What happens when a seemingly rational state becomes paranoid and delusional? The Encrypted State engages in a close analysis of political disorder to shed new light on the concept of political stability. The book focuses on a crisis of rule in mid-20th-century Peru, a period when officials believed they had lost the ability to govern and communicated in secret code to protect themselves from imaginary subversives. The Encrypted State engages the notion of sacropolitics—the politics of mass group sacrifice—to make sense of state delusion. Nugent interrogates the forces that variously enable or disable organized political subjection, and the role of state structures in this process. Investigating the role of everyday cultural practices and how affect and imagination structure political affairs, Nugent provides a greater understanding of the conditions of state formation, and failure.
About the author
David Nugent is Professor of Anthropology at Emory University. His previous books include Locating Capital in Time and Space (SUP, 2002) and Modernity at the Edge of Empire (SUP, 1997).
"Nugent's deep and discerning dive in the archives has—and not for the first time—surfaced striking new conceptual treasures for the analysis of state-making. The Encrypted State enlarges and enriches our understanding of how 'flailing' states disguise their disorder with the pretense of routine and, behind the scenes, paranoia. A superb and lasting contribution."
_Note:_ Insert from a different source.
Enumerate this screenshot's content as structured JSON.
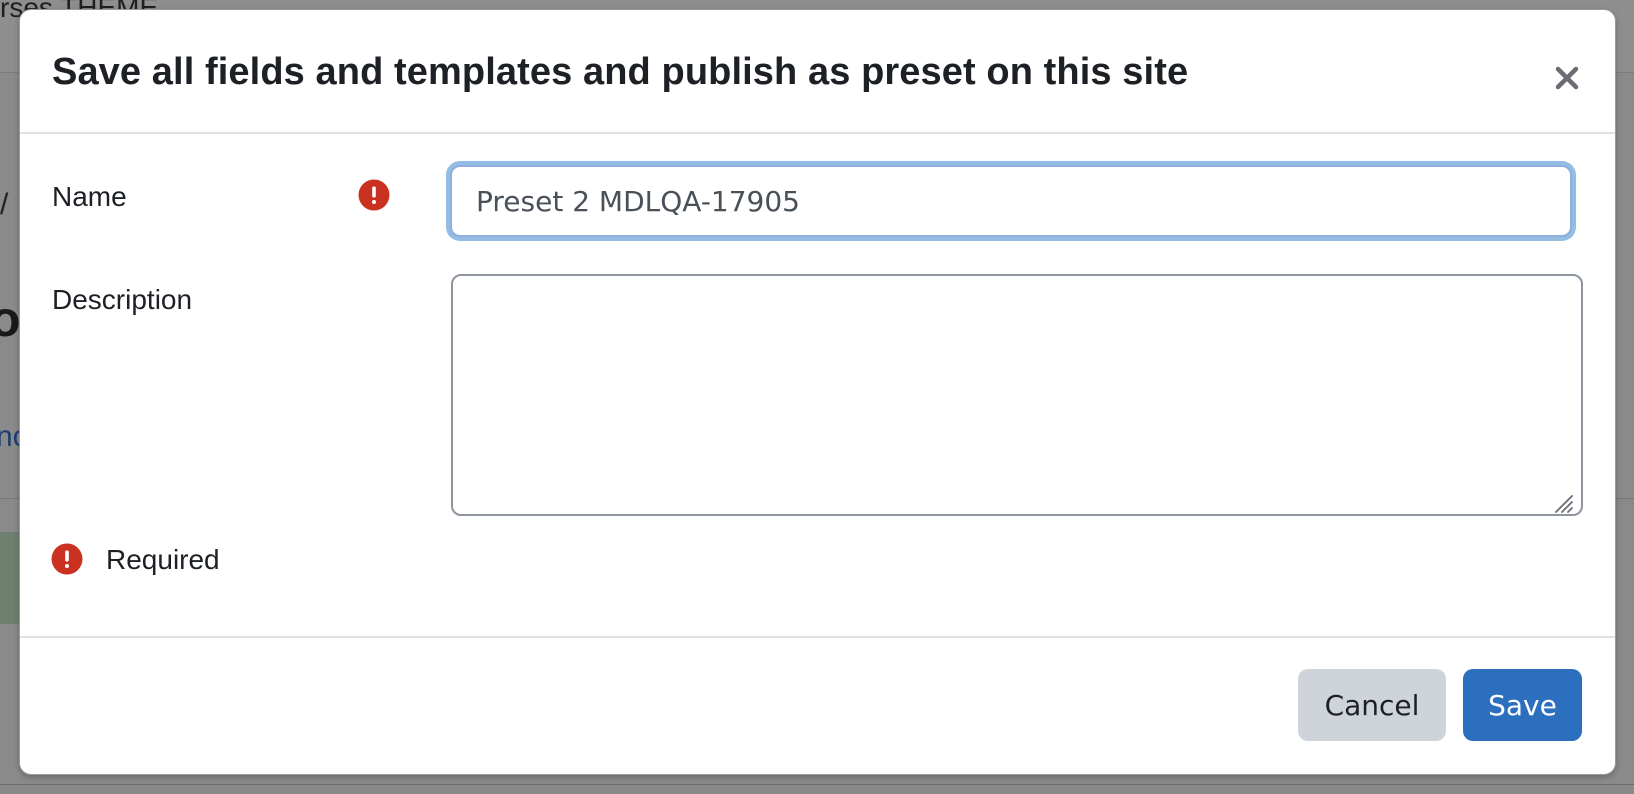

—James C. Scott, author of Seeing Like a State: How Certain Schemes to Improve the Human Condition Have Failed
"This brilliant, inspired book reshapes the debate about 'the state' in a number of disciplines, challenging virtually all the prevailing orthodoxies about states in their relation to societies. Nugent's theoretical insights are hard-won, arising organically from deep immersion in empirical, archival research."
—Akhil Gupta, UCLA
"When states 'state' they often do so not as well-oiled rational bureaucratic machines but rather in hysterical, delusional, and paranoid ways. Based on fascinating archival sources, Nugent's study of a state ruled by fear sheds new light on the regional history of Chachapoyas and the political history of modern Peru. Above all, it makes a deeply original contribution to the literature on state formation."